Giant condyloma accuminatum (GCA) was first described by Buschke and Lowenstein in 1925. This large, exophytic, cauliflower-like growth results from a confluence of condyloma acuminata, smaller warty growths that can affect any part of the anogenital region. On the penis these lesions tend to be found in the coronal sulcus and frenulum. They have a strong association with HPV 6 and 11. Although GCA was thought originally to be benign, the lesion is now thought to be a type of warty carcinoma, and careful examination of these lesions often shows invasion [12]. Older literature refers to GCA interchangeably as verrucous carcinoma. It is now widely accepted that GCA and verrucous carcinoma are two distinct pathologies due to the well-documented role of HPV in the pathogenesis of GCA, which is not commonly seen with verrucous carcinoma.

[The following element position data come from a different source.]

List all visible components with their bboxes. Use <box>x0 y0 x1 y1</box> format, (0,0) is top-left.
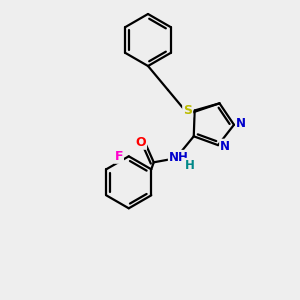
Text: H: H <box>185 159 195 172</box>
Text: S: S <box>183 104 192 117</box>
Text: N: N <box>236 117 246 130</box>
Text: F: F <box>115 150 123 163</box>
Text: N: N <box>220 140 230 153</box>
Text: O: O <box>135 136 146 149</box>
Text: NH: NH <box>169 151 189 164</box>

Verrucous hyperplasia appears as thickened pale areas of mucosa without nodularity. Histologically there is epithelial hyperplasia with elongation of broad rete ridges without cytological atypia. It is thought to be a premalignant lesion leading to verrucous carcinoma and should be excised with a narrow margin [13].

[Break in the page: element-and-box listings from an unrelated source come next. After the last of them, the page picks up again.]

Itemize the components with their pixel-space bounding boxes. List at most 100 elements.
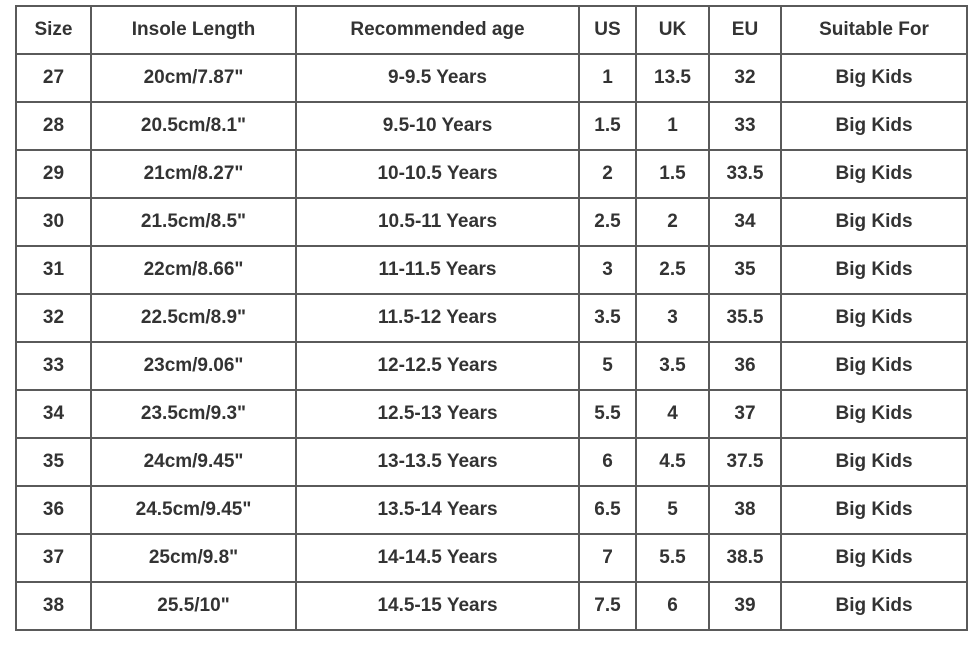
table-cell: 23cm/9.06": [90, 341, 297, 391]
table-cell: 11.5-12 Years: [295, 293, 580, 343]
table-cell: 11-11.5 Years: [295, 245, 580, 295]
table-cell: 23.5cm/9.3": [90, 389, 297, 439]
table-row: 30 21.5cm/8.5" 10.5-11 Years 2.5 2 34 Big Kids: [15, 197, 968, 247]
table-cell: 37.5: [708, 437, 782, 487]
table-cell: 37: [15, 533, 92, 583]
table-cell: Big Kids: [780, 197, 968, 247]
table-cell: 2.5: [635, 245, 710, 295]
table-cell: 5: [635, 485, 710, 535]
table-cell: 7: [578, 533, 637, 583]
header-cell: EU: [708, 5, 782, 55]
table-cell: 5.5: [635, 533, 710, 583]
table-cell: 6: [578, 437, 637, 487]
table-cell: 3: [578, 245, 637, 295]
table-cell: 2: [635, 197, 710, 247]
table-cell: Big Kids: [780, 53, 968, 103]
table-cell: Big Kids: [780, 149, 968, 199]
header-row: Size Insole Length Recommended age US UK EU Su…: [15, 5, 968, 55]
table-cell: Big Kids: [780, 341, 968, 391]
table-row: 37 25cm/9.8" 14-14.5 Years 7 5.5 38.5 Big Kids: [15, 533, 968, 583]
table-cell: 28: [15, 101, 92, 151]
table-cell: 33: [15, 341, 92, 391]
table-cell: 2.5: [578, 197, 637, 247]
table-cell: 21cm/8.27": [90, 149, 297, 199]
table-cell: Big Kids: [780, 245, 968, 295]
header-cell: Insole Length: [90, 5, 297, 55]
table-cell: 6.5: [578, 485, 637, 535]
table-row: 32 22.5cm/8.9" 11.5-12 Years 3.5 3 35.5 Big Ki…: [15, 293, 968, 343]
table-cell: 24.5cm/9.45": [90, 485, 297, 535]
table-cell: 12-12.5 Years: [295, 341, 580, 391]
table-cell: 1: [578, 53, 637, 103]
table-cell: 20cm/7.87": [90, 53, 297, 103]
table-cell: Big Kids: [780, 581, 968, 631]
table-cell: 36: [15, 485, 92, 535]
table-cell: 37: [708, 389, 782, 439]
table-row: 28 20.5cm/8.1" 9.5-10 Years 1.5 1 33 Big Kids: [15, 101, 968, 151]
table-cell: 1: [635, 101, 710, 151]
size-chart: Size Insole Length Recommended age US UK EU Su…: [15, 5, 968, 631]
table-row: 35 24cm/9.45" 13-13.5 Years 6 4.5 37.5 Big Kid…: [15, 437, 968, 487]
table-cell: 33: [708, 101, 782, 151]
size-table: Size Insole Length Recommended age US UK EU Su…: [15, 5, 968, 631]
table-cell: 30: [15, 197, 92, 247]
header-cell: UK: [635, 5, 710, 55]
table-cell: 1.5: [578, 101, 637, 151]
table-cell: Big Kids: [780, 485, 968, 535]
table-body: 27 20cm/7.87" 9-9.5 Years 1 13.5 32 Big Kids 28…: [15, 53, 968, 631]
table-cell: 7.5: [578, 581, 637, 631]
table-cell: 22cm/8.66": [90, 245, 297, 295]
table-cell: 13.5-14 Years: [295, 485, 580, 535]
table-cell: 32: [15, 293, 92, 343]
table-cell: 20.5cm/8.1": [90, 101, 297, 151]
table-cell: 4.5: [635, 437, 710, 487]
table-cell: Big Kids: [780, 437, 968, 487]
table-cell: 38: [15, 581, 92, 631]
table-cell: 29: [15, 149, 92, 199]
table-cell: 2: [578, 149, 637, 199]
table-cell: 14.5-15 Years: [295, 581, 580, 631]
table-cell: 3.5: [635, 341, 710, 391]
table-row: 34 23.5cm/9.3" 12.5-13 Years 5.5 4 37 Big Kids: [15, 389, 968, 439]
header-cell: Size: [15, 5, 92, 55]
table-cell: 25.5/10": [90, 581, 297, 631]
table-row: 27 20cm/7.87" 9-9.5 Years 1 13.5 32 Big Kids: [15, 53, 968, 103]
table-cell: 35: [15, 437, 92, 487]
table-cell: Big Kids: [780, 293, 968, 343]
table-row: 36 24.5cm/9.45" 13.5-14 Years 6.5 5 38 Big Kid…: [15, 485, 968, 535]
table-cell: 13.5: [635, 53, 710, 103]
table-cell: 38: [708, 485, 782, 535]
table-cell: 22.5cm/8.9": [90, 293, 297, 343]
table-cell: 34: [15, 389, 92, 439]
table-cell: 32: [708, 53, 782, 103]
header-cell: US: [578, 5, 637, 55]
table-cell: 9.5-10 Years: [295, 101, 580, 151]
table-cell: 31: [15, 245, 92, 295]
table-cell: 21.5cm/8.5": [90, 197, 297, 247]
table-cell: 24cm/9.45": [90, 437, 297, 487]
table-cell: 35: [708, 245, 782, 295]
table-row: 33 23cm/9.06" 12-12.5 Years 5 3.5 36 Big Kids: [15, 341, 968, 391]
table-cell: 39: [708, 581, 782, 631]
table-cell: 3.5: [578, 293, 637, 343]
table-cell: 36: [708, 341, 782, 391]
table-row: 31 22cm/8.66" 11-11.5 Years 3 2.5 35 Big Kids: [15, 245, 968, 295]
table-cell: 10.5-11 Years: [295, 197, 580, 247]
table-cell: 14-14.5 Years: [295, 533, 580, 583]
header-cell: Suitable For: [780, 5, 968, 55]
table-cell: 9-9.5 Years: [295, 53, 580, 103]
table-cell: 4: [635, 389, 710, 439]
table-cell: Big Kids: [780, 101, 968, 151]
table-row: 38 25.5/10" 14.5-15 Years 7.5 6 39 Big Kids: [15, 581, 968, 631]
table-cell: 1.5: [635, 149, 710, 199]
table-cell: 13-13.5 Years: [295, 437, 580, 487]
header-cell: Recommended age: [295, 5, 580, 55]
table-row: 29 21cm/8.27" 10-10.5 Years 2 1.5 33.5 Big Kid…: [15, 149, 968, 199]
table-cell: Big Kids: [780, 533, 968, 583]
table-cell: 35.5: [708, 293, 782, 343]
table-cell: 3: [635, 293, 710, 343]
table-cell: 5: [578, 341, 637, 391]
table-cell: 27: [15, 53, 92, 103]
table-cell: 34: [708, 197, 782, 247]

Lichen sclerosus (LS) is a chronic inflammatory skin condition of unknown aetiology. Lesions appear as white plaques on the prepuce and glans. The resulting sclerosis can cause phimosis, adherence of the prepuce to the glans, meatal stenosis and urethral strictures.

A number of studies have shown a strong association between LS and penile cancer. Several studies comment on the presence of synchronous penile cancer in LS specimens. Barbagli et al. reviewed the histology of 130 patients with male genital lichen sclerosis and reported the finding of malignant or premalignant lesions in 11 (8.4 %) of the specimens [14]. Nasca et al. reviewed the histology of 86 patients over a 10-year period, finding malignant or premalignant lesions in 5 (5.8 %) of the samples [15]. In the largest series to date, Depasquale et al. identified 12 patients with squamous cell carcinoma from 522 patients (2.3 %) treated for LS over a 14-year period [16]. Seven of these patients had been previously circumcised for LS and later developed SCC, and five had LS in uncircumcised penises. There was no reference to the inclusion of premalignant lesions in this study, which may account for the rates being lower than those reported in other series. In another smaller series, Campus et al. identified SCC in 2 of 54 patients treated for LS (3.7 %) [17].

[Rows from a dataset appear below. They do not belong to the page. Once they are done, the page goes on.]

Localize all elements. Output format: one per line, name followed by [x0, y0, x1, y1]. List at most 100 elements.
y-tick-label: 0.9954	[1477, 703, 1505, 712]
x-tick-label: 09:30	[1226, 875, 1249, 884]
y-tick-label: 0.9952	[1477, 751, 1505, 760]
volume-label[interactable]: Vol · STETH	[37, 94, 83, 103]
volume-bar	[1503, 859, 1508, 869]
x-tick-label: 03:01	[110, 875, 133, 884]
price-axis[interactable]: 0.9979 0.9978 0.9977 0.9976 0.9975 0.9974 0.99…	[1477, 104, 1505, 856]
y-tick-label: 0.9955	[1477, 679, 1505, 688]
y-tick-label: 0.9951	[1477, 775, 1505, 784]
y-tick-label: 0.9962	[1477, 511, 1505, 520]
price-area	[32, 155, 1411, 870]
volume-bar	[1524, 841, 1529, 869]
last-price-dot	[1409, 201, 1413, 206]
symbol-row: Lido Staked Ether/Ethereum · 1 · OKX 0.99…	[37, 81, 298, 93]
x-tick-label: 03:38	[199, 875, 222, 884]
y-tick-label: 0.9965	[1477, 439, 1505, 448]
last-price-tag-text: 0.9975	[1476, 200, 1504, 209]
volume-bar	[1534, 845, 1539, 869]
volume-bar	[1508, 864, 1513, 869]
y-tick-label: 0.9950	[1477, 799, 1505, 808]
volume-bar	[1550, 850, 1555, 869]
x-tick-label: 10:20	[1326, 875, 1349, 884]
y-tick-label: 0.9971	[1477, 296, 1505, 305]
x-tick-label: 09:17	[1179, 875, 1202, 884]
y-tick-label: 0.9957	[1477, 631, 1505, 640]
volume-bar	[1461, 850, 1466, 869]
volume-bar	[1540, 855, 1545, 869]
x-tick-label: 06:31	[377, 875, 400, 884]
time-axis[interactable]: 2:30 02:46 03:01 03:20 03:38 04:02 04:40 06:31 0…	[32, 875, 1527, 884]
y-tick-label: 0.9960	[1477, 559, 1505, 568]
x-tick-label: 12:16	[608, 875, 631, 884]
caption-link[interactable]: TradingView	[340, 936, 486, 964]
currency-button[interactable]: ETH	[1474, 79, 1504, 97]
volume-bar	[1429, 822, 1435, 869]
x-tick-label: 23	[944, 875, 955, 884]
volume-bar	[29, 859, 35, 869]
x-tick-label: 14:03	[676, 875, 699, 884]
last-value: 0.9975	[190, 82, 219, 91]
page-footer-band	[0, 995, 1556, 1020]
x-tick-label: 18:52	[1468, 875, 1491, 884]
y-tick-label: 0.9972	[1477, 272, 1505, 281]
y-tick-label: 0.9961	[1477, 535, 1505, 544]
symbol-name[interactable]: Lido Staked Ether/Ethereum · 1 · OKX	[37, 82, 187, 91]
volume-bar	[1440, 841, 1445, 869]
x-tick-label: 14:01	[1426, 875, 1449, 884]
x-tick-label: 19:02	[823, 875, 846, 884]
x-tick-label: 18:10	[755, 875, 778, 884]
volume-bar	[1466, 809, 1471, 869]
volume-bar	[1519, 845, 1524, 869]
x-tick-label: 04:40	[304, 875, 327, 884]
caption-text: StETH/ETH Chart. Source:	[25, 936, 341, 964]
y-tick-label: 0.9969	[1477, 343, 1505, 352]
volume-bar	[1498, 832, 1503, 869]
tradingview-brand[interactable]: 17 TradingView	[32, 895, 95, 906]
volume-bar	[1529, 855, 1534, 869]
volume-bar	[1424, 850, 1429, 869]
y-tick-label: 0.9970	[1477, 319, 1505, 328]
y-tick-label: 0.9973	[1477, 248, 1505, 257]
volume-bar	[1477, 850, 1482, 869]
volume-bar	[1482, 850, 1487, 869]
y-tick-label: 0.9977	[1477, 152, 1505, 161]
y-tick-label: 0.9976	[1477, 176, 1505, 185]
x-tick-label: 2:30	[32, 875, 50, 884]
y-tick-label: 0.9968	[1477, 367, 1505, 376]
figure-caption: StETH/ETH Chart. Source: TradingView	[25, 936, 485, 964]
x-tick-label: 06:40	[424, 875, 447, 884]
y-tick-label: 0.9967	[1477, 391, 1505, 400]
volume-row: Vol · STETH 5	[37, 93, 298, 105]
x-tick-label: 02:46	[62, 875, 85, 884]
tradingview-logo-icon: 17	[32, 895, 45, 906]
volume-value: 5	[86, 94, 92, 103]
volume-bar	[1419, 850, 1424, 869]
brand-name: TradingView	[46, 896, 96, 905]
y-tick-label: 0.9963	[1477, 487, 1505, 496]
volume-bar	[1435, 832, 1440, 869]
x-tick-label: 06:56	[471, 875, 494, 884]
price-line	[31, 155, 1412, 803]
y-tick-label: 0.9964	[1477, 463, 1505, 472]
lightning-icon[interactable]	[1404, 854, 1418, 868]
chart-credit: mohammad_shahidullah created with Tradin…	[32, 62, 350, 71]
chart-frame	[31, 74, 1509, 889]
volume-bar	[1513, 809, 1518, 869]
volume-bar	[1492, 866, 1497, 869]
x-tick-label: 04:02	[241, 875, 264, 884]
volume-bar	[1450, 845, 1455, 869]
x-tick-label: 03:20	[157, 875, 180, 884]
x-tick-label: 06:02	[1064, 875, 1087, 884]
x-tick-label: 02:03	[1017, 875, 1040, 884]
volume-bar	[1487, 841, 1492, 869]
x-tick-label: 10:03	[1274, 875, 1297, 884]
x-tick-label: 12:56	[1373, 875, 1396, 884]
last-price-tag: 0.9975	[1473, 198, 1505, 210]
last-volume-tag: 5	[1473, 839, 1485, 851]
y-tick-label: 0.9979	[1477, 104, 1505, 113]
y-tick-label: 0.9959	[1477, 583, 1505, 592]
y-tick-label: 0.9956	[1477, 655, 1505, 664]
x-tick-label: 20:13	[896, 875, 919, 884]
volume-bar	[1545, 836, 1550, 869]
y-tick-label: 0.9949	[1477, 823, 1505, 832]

There are also a number of studies that report the synchronous finding of LS in the histology of excised malignant and premalignant penile lesions. Velazquez and Cubilla identified synchronous LS in 68 of 207 penile SCC specimens (32.8 %) [18]. Pietrzak et al. identified synchronous LS in 44 of 105 patients with penile SCC or CIS (28 %) [19]. A recent study by Chaux et al. showed the association of LS with differentiated PeIN in 39 of 77 cases (51 %) [20]. Mannweiler investigated the association of LS with 35 patients with differentiated PeIN or HPV and p16^INK4a over-expression negative SCC. 26 (74.3 %) of these patients had synchronous LS [21].

Where patients have undergone circumcision for LS, we would advise that the prepuce is always sent for histological analysis to look for differentiated PeIN. Further follow-up depends on the extent of persistent glanular and/or urethral changes. A relatively normal-appearing glans does not require outpatient follow-up, and the patient can be advised to perform regular self-examination. If the glans is particularly inflamed, a period of topical steroid use and follow-up is advised.

Penile cutaneous horn describes a conical, protruding, hyperkeratotic mass usually arising from the glans or coronal sulcus. In most cases, there is a history of chronic inflammation and phimosis. The base of the lesion can show dysplastic changes amounting to differentiated PeIN, and these lesions may also be associated with hyperplastic lichen sclerosus.